В ночь страшной бури таверна опустела. Немного раньше сюда забрели случайные посетители из местных, сейчас уже постоянно жившие на берегу, по старости не выходившие в море ловить рыбу. Они были встревожены, кружки дрожали в их старческих руках, когда они прислушивались к бешеным порывам ветра. Рев бури в Большой гавани, в двухстах ярдах отсюда, заглушал звон кружек и редкие реплики людей.

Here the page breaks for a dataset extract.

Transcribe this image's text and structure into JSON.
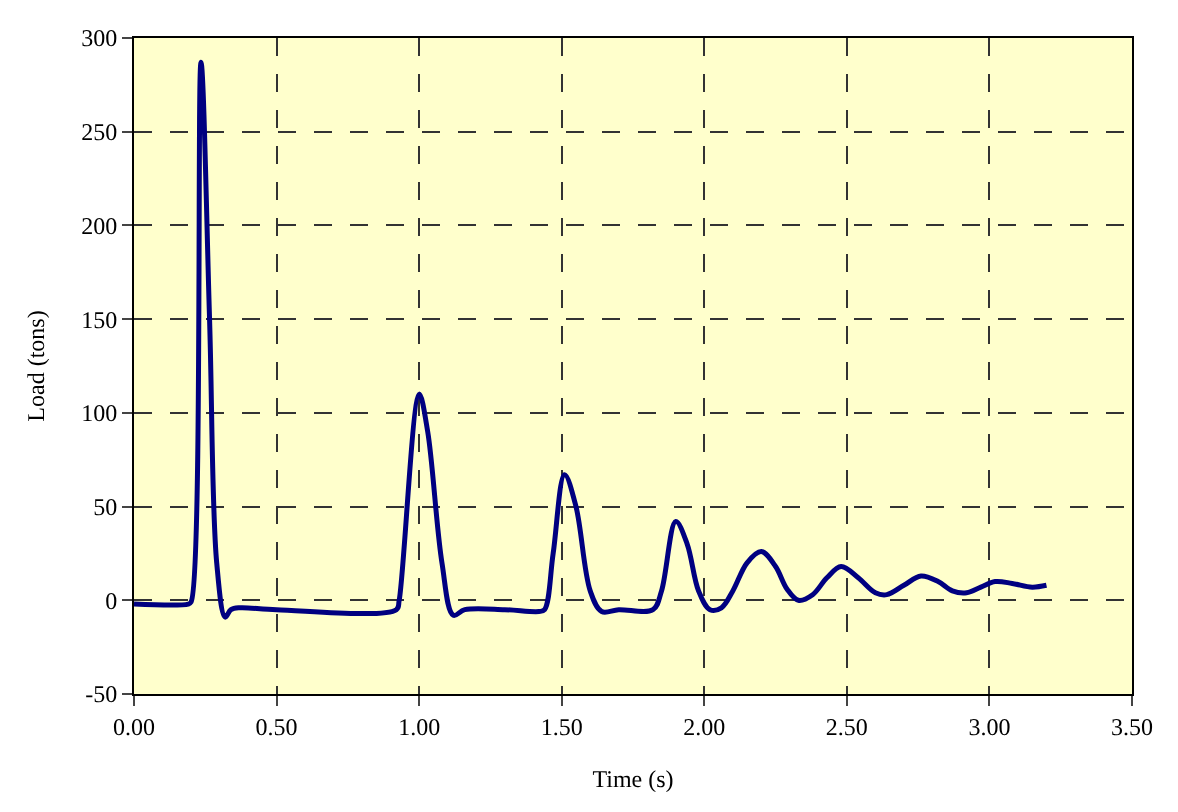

Эспер, съежившаяся на стуле возле кухонного очага, могла видеть то, что происходит в пивном зале, через полуоткрытую дверь. Она смотрела на лицо матери. Та стояла за прилавком в противоположном конце зала, прислушиваясь, как и другие, к дикому грохоту. Даже подавая новую порцию пива, она смотрела не на людей, а в окно, ее крупное веснушчатое лицо было встревоженным.

Эспер это казалось странным, сама-то она любила штормовой ветер. Девочка с удовольствием ощущала тепло и уют родного дома в такие часы. От всего дома исходило чувство нежности и умиротворения. Снаружи ревет ветер, совсем как бык Рида на пастбище, но ни бык, ни буря здесь не страшны.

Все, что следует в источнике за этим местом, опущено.